Los impactos de la IA nos deben (re)convocar a reflexiones críticas sobre el papel de la academia, la investigación y los desarrollos científicos y tecnológicos en pro de la existencia en condiciones dignas para la humanidad. Por eso debemos llamar la atención sobre los desafíos que tenemos en el campo de la docencia y la investigación, lo que nos lleva a plantear, al menos, tres reflexiones:
Primero, es importante señalar que ninguna tecnología es un instrumento neutral que no genera consecuencias para la vida social. El uso de estas implica desafíos éticos insoslayables en un contexto de crisis ambiental. Tal reflexión es urgente para nuestros colegios y universidades, al acercarnos a la IA como una herramienta a usar en las aulas y en los trabajos extra clase.

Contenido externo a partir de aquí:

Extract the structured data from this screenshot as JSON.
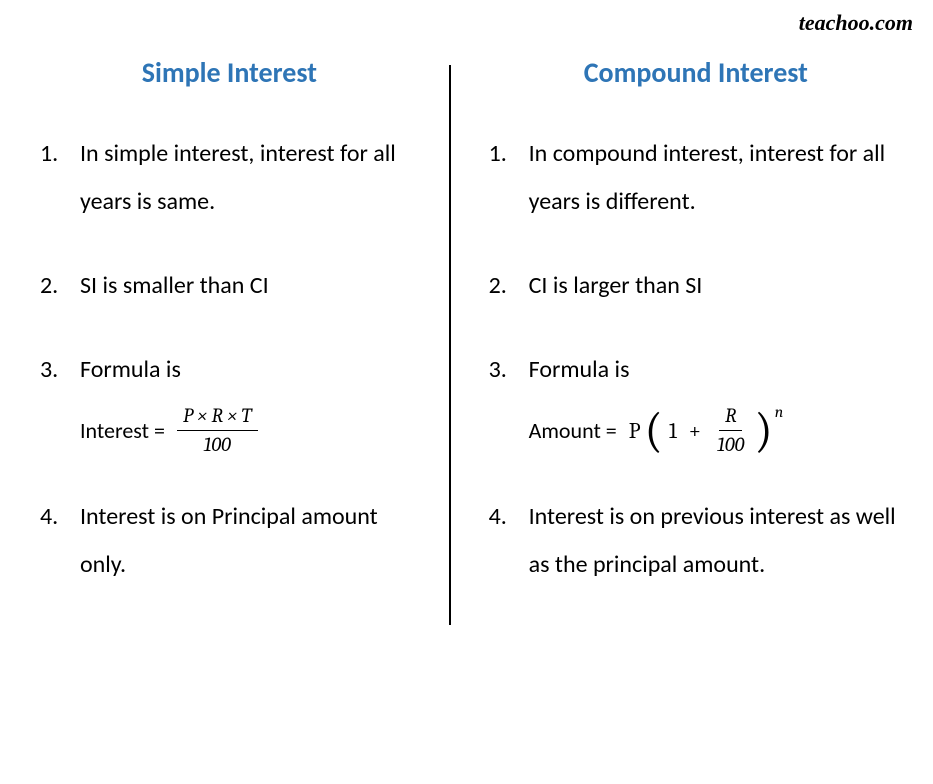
{
  "watermark": "teachoo.com",
  "colors": {
    "heading": "#2e75b6",
    "text": "#000000",
    "background": "#ffffff",
    "divider": "#000000"
  },
  "simple": {
    "heading": "Simple Interest",
    "items": [
      {
        "num": "1.",
        "text": "In simple interest, interest for all years is same."
      },
      {
        "num": "2.",
        "text": "SI is smaller than CI"
      },
      {
        "num": "3.",
        "text": "Formula is"
      },
      {
        "num": "4.",
        "text": "Interest is on Principal amount only."
      }
    ],
    "formula": {
      "label": "Interest =",
      "numerator": "P × R × T",
      "denominator": "100"
    }
  },
  "compound": {
    "heading": "Compound Interest",
    "items": [
      {
        "num": "1.",
        "text": "In compound interest, interest for all years is different."
      },
      {
        "num": "2.",
        "text": "CI is larger than SI"
      },
      {
        "num": "3.",
        "text": "Formula is"
      },
      {
        "num": "4.",
        "text": "Interest is on previous interest as well as the principal amount."
      }
    ],
    "formula": {
      "label": "Amount =",
      "principal": "P",
      "one": "1",
      "plus": "+",
      "frac_num": "R",
      "frac_den": "100",
      "exponent": "n"
    }
  }
}
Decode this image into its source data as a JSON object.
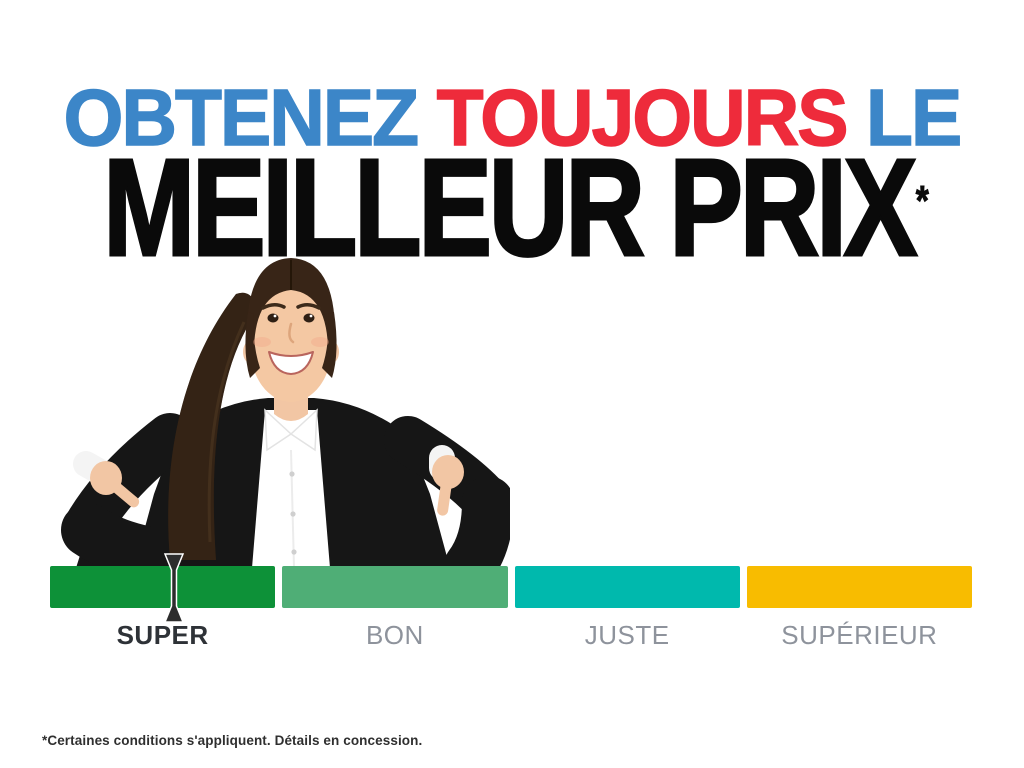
{
  "page": {
    "background": "#ffffff"
  },
  "headline": {
    "line1": [
      {
        "text": "OBTENEZ",
        "color": "#3c86c8"
      },
      {
        "text": "TOUJOURS",
        "color": "#ee2b3b"
      },
      {
        "text": "LE",
        "color": "#3c86c8"
      }
    ],
    "line2": {
      "text": "MEILLEUR PRIX",
      "asterisk": "*",
      "color": "#0a0a0a"
    }
  },
  "illustration": {
    "name": "woman-pointing-down",
    "description": "Smiling businesswoman in black suit pointing both index fingers down at the price scale"
  },
  "price_scale": {
    "marker": {
      "segment_index": 0,
      "position_fraction": 0.55,
      "color": "#2d2d2d"
    },
    "segments": [
      {
        "label": "SUPER",
        "color": "#0d9138",
        "label_color": "#2e3237",
        "label_bold": true
      },
      {
        "label": "BON",
        "color": "#4fae76",
        "label_color": "#8e939c",
        "label_bold": false
      },
      {
        "label": "JUSTE",
        "color": "#00b9ad",
        "label_color": "#8e939c",
        "label_bold": false
      },
      {
        "label": "SUPÉRIEUR",
        "color": "#f8bc00",
        "label_color": "#8e939c",
        "label_bold": false
      }
    ]
  },
  "footer": {
    "disclaimer": "*Certaines conditions s'appliquent. Détails en concession."
  }
}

Es urgente preguntarnos en las comunidades académicas sobre la pertinencia de sus usos en las labores de docencia, investigación y extensión en el campo educativo. A nuestro juicio, no podemos ser ni completamente apocalípticos, ni absolutamente integrados.
Segundo, es urgente abrir un debate público sobre la regulación estatal de estas tecnologías. La centralidad de la IA en la vida cotidiana de la comunidad académica y de la ciudadanía en general, exige deliberar sobre sus estándares de utilización, sobre cómo deben usarse estas tecnologías tanto en sus aplicaciones industriales, como en sus usos académicos y ciudadanos. Necesitamos democratizar el debate sobre estas tecnologías para tomar decisiones públicas acerca de sus alcances.
Y tercero, en los debates sobre la IA urge insistir en la pregunta sobre la propiedad, sobre quiénes son propietarios de las compañías tecnológicas, quiénes tienen propiedad intelectual de sus productos y quiénes controlan los datos implicados en esos procedimientos. Como en otras ocasiones, las preguntas sobre la tecnología y su regulación, son preguntas sobre poder social acumulado.